Ederer II and PP estimator. The comparison of Ederer II (blue solid curve) and PP estimator (black solid curve) on the simulated data set A. The dashed curves present the confidence intervals for each method

Fortunately, most publications in the past reported “age-standardized results”, which implies analysis stratified by age and sex, a situation in which the Ederer I, Hakulinen and Ederer II methods give comparable results, provided that the stratification was fine enough. In that case, all patients of each strata have roughly the same hazard and therefore, the relative survival ratio and net survival within the strata become roughly equal. Recent publications have focused on age-stratified Ederer II [8, 9] and have used simulations to support this theoretical fact and to evaluate the size of the bias in practice where the age intervals for stratification are rather wide. Further, the mean square errors of the age-stratified Ederer II were compared to those of the PP method, but the simulations were largely affected by the fact that they included very old patients, for whom very little or no information on long-term net survival is available in the data since their probability of dying of other causes is so high. In such cases, the variance of the PP method becomes very large reflecting that no information is available to estimate net survival of the old patients. On the other hand the variance of the age-stratified Ederer II remains comparatively small, since the estimator relies on the assumption that the younger patients still in the risk set carry the required information. In practice, this assumption may or may not be true, therefore, their variance and bias strongly depended on the simulation parameters and results presented in both papers do not entirely agree.
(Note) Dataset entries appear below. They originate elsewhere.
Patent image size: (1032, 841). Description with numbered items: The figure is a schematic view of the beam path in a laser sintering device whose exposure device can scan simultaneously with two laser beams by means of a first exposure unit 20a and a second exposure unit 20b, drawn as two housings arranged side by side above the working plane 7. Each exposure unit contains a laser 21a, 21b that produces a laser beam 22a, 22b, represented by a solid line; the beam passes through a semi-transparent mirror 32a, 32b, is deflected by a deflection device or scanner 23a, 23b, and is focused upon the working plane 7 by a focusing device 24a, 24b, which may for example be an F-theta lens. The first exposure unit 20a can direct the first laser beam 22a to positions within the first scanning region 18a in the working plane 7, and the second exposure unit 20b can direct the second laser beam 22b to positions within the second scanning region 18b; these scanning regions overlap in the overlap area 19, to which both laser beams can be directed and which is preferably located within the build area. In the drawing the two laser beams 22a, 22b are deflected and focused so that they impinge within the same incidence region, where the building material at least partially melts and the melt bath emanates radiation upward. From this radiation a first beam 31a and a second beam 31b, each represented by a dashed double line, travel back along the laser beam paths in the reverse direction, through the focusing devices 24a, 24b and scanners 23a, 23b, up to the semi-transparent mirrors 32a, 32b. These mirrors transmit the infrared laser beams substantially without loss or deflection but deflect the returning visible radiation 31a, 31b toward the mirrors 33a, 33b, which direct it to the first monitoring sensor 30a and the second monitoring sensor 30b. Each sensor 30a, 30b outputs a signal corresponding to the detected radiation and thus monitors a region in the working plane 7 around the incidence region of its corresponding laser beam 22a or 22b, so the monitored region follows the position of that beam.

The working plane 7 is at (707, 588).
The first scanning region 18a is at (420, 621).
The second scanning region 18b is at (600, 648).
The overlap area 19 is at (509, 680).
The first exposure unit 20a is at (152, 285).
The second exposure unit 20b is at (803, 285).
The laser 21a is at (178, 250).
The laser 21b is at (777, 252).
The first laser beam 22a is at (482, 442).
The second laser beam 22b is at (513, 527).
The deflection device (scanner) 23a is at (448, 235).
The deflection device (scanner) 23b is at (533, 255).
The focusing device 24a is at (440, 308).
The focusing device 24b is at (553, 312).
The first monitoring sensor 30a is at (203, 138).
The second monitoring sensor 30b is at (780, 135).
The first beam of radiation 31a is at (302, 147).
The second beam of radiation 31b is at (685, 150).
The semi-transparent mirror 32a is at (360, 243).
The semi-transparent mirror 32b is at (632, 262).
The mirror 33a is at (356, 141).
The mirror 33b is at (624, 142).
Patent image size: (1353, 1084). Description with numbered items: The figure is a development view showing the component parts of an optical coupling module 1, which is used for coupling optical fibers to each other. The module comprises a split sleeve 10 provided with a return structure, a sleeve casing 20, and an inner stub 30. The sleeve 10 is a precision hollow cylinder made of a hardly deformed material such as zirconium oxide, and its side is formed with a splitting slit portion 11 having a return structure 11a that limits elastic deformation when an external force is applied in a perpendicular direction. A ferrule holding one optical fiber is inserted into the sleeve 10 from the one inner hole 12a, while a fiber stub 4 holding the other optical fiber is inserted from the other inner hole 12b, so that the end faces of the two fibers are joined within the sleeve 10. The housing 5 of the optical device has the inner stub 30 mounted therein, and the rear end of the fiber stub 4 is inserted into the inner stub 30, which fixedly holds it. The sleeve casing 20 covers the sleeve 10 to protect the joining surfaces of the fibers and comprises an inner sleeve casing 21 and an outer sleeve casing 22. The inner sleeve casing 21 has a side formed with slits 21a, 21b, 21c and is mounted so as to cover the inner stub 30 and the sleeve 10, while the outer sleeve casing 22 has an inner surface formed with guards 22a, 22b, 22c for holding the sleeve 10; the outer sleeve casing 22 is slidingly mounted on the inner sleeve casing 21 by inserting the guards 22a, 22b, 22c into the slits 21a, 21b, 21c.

Further work may be needed to clarify these issues.

In practice, a common criterion in choosing a certain method is also the availability of the software. In the relative survival setting, the most recently introduced method is the PP estimator and the inexistence of this method in some of the standard software (e.g. SAS) can be a clear reason for the age-stratified Ederer II method to be used. However, the command availability is not a problem for the R or Stata users. All the methods mentioned in this paper are available in R package relsurv [15], in Stata, the commands stns [16], strs [17] and stnet [18] include the required options. In SEER*Stat the PP estimator is under development.